Im Frühjahr stellen Frosttemperaturen vor allem direkt am Boden eine besondere Gefahr für die Landwirtschaft dar. Schäden an jungen Trieben und Pflanzen können zu erheblichen Ertragseinbussen führen. Frostwarnungen für die Landwirtschaft gehören deshalb zu den Standardaufgaben der Wetterdienste in den von Frühjahrsfrösten betroffenen Ländern.
Überlieferte Vorstösse von Kaltluft
Über Jahrhunderte traten in Mitteleuropa immer wieder Frühjahrsfröste auf, was zur Überlieferung führte, dass Mitteleuropa Mitte Mai häufig von einem Kaltluftvorstoss erfasst wird. Daraus hat sich der Witterungsregelfall der Eisheiligen entwickelt.

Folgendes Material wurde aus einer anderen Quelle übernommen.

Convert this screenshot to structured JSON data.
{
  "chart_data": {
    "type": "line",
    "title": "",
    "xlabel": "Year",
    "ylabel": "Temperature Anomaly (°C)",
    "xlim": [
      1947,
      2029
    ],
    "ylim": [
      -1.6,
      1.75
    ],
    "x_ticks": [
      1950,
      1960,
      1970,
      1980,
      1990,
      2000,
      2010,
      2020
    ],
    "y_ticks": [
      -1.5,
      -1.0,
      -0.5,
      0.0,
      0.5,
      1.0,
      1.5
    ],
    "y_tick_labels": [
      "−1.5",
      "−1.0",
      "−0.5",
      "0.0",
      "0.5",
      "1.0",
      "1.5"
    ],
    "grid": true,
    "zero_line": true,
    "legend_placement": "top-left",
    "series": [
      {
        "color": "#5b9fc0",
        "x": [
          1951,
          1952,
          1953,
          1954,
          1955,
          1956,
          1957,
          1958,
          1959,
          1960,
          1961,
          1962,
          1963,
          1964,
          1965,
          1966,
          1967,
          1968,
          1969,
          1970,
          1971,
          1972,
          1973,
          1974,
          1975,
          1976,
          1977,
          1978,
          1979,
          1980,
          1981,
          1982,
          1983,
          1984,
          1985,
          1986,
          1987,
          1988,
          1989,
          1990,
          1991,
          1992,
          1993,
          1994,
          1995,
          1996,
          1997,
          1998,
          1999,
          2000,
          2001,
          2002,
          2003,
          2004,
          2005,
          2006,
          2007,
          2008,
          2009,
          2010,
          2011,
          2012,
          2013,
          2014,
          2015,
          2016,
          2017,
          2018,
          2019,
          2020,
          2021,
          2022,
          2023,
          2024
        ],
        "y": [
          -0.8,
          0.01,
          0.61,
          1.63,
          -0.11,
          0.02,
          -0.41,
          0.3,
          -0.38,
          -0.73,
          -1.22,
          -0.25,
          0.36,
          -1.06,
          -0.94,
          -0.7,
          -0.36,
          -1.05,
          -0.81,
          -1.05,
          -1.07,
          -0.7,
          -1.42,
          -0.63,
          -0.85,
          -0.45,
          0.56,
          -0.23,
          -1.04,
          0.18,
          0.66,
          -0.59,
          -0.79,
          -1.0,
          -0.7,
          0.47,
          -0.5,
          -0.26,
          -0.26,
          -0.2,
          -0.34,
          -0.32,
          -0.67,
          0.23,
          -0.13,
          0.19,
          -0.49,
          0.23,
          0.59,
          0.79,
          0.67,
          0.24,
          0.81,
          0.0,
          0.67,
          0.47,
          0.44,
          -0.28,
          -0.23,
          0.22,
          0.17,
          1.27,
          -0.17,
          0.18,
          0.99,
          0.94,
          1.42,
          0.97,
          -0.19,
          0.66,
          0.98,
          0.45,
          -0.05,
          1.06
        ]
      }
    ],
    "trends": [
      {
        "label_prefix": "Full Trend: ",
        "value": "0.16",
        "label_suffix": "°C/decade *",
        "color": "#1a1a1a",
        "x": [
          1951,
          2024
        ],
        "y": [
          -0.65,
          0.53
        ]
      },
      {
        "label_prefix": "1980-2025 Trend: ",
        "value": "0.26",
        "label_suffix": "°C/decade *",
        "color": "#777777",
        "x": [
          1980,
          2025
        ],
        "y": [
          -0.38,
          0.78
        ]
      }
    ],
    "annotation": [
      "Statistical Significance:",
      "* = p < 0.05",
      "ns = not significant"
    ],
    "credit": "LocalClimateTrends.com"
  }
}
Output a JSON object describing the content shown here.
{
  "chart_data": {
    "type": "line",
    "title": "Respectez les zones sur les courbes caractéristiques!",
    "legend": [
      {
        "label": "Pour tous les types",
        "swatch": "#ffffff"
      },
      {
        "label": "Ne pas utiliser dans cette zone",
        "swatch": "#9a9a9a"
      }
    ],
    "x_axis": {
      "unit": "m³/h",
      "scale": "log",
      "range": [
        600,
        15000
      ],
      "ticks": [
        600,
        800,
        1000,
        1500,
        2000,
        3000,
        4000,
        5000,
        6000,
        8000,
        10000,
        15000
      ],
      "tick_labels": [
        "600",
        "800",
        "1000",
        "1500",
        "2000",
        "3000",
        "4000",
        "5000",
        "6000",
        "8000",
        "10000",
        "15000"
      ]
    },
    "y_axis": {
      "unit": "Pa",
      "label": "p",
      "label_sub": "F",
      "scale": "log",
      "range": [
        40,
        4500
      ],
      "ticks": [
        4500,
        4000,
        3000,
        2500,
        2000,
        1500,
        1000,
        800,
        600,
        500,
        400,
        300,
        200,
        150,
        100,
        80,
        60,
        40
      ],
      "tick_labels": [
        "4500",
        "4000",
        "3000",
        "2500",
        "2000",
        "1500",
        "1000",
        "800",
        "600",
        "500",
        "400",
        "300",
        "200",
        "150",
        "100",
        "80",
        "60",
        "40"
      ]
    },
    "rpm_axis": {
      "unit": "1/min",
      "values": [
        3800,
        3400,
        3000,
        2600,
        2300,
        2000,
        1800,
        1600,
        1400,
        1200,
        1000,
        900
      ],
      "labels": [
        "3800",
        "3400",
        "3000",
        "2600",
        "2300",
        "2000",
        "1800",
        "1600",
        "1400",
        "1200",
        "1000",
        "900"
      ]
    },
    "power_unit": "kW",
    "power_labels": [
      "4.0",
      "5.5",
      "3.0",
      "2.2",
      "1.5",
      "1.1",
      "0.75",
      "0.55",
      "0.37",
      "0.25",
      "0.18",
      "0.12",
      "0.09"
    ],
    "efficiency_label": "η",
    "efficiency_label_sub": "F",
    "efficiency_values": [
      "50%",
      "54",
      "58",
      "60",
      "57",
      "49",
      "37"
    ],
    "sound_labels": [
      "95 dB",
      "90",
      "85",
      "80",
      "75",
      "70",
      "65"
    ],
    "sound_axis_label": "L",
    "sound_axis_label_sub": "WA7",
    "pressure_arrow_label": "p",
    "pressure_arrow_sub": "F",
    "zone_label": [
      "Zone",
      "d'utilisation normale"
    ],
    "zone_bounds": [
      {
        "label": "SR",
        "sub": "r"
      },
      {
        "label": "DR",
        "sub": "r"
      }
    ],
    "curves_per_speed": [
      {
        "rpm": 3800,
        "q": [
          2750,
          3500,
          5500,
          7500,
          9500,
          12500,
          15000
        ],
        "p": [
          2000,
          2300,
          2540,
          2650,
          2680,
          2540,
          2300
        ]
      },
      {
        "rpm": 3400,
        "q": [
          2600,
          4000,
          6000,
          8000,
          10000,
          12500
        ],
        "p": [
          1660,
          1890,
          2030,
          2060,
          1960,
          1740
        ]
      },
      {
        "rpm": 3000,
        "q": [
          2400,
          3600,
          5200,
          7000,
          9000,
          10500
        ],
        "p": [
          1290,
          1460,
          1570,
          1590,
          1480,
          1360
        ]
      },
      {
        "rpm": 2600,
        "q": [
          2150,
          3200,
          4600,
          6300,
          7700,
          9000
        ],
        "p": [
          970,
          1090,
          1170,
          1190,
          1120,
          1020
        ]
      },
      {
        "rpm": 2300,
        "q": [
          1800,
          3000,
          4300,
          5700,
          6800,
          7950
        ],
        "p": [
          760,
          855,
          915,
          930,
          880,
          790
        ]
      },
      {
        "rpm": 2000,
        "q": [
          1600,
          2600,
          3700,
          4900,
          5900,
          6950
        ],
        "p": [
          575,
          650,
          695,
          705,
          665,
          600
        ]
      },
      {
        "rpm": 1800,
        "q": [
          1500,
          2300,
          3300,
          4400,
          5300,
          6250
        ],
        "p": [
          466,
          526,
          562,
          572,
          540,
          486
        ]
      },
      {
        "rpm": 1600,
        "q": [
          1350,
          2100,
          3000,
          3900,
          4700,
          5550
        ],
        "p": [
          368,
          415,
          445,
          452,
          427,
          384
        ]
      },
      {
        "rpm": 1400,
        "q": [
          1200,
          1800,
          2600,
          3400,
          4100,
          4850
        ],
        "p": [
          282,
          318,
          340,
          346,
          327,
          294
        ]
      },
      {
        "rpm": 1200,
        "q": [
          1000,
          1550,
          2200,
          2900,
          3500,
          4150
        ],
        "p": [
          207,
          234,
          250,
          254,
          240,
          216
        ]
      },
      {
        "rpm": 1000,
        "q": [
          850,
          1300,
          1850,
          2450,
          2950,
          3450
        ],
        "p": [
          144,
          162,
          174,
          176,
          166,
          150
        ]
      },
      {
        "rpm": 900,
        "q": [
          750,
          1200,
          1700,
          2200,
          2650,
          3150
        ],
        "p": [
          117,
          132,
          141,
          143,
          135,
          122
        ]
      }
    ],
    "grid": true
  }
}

Als Witterungsregelfall oder Singularität wird eine an bestimmten Kalendertagen mehr oder weniger regelmässig auftretende Abweichung vom mittleren jährlichen Gang der meteorologischen Elemente bezeichnet.
Das Datum der Eisheiligen
Vermutlich aus dem Mittelalter stammt auch die Überlieferung des Zeitraums: Gemäss Beschreibungen in der Literatur fallen die Eisheiligen in Mitteleuropa auf die Tage vom 11. bis zum 14. Mai. Es sind die Namenstage von Mamertus, Pankratius, Servatius und Bonifatius. Als Abschluss dieser Kaltphase wird schliesslich die Kalte Sophie vom 15. Mai genannt. Laut Überlieferung soll der Frost nach den Eisheiligen für die Landwirtschaft keine Gefahr mehr darstellen. Mit der gregorianischen Datumsverschiebung 1582 haben sich auch die Eisheiligen verschoben, obwohl dies in der Literatur zu den Eisheiligen oft keine Beachtung findet. Wird hingegen die gregorianische Kalenderreform berücksichtigt, beginnen die Eisheiligen am 19. Mai, die Kalte Sophie fällt auf den 23. Mai.
Nicht häufiger Frost als sonst im Mai
Der Witterungsregelfall der Eisheiligen lässt sich anhand der Frosthäufigkeit im Frühling überprüfen. Dafür ist es wesentlich, langjährige Temperaturmessungen direkt über dem Boden zur Verfügung zu haben. Die in der Schweiz längsten Messreihen mit Temperaturdaten 5 cm über Boden reichen bis 1965 zurück. Sie stammen von den Messstandorten Genève-Cointrin, Payerne und Zürich-Kloten. Die Analyse dieser Messreihen für die Monate April und Mai zeigt deutlich, dass Frost direkt über dem Boden, im Folgenden vereinfacht Bodenfrost genannt, im langjährigen Durchschnitt nur an den Tagen bis Mitte April regelmässig auftritt. Dann sinkt die Auftretenshäufigkeit von Bodenfrost kontinuierlich und liegt Ende Mai nahe Null.
Die Tage der Eisheiligen vom 19. Mai bis zum 23. Mai zeigen keine spezielle Häufung. Auch an Messstationen mit kürzeren Messreihen ist keine Häufung von Bodenfrost um die Eisheiligen zu beobachten. Es lässt sich also festhalten, dass die Eisheiligen, verstanden als besondere Phase im Mai mit gehäuftem Auftreten von Bodenfrost, in der Schweiz nicht feststellbar sind.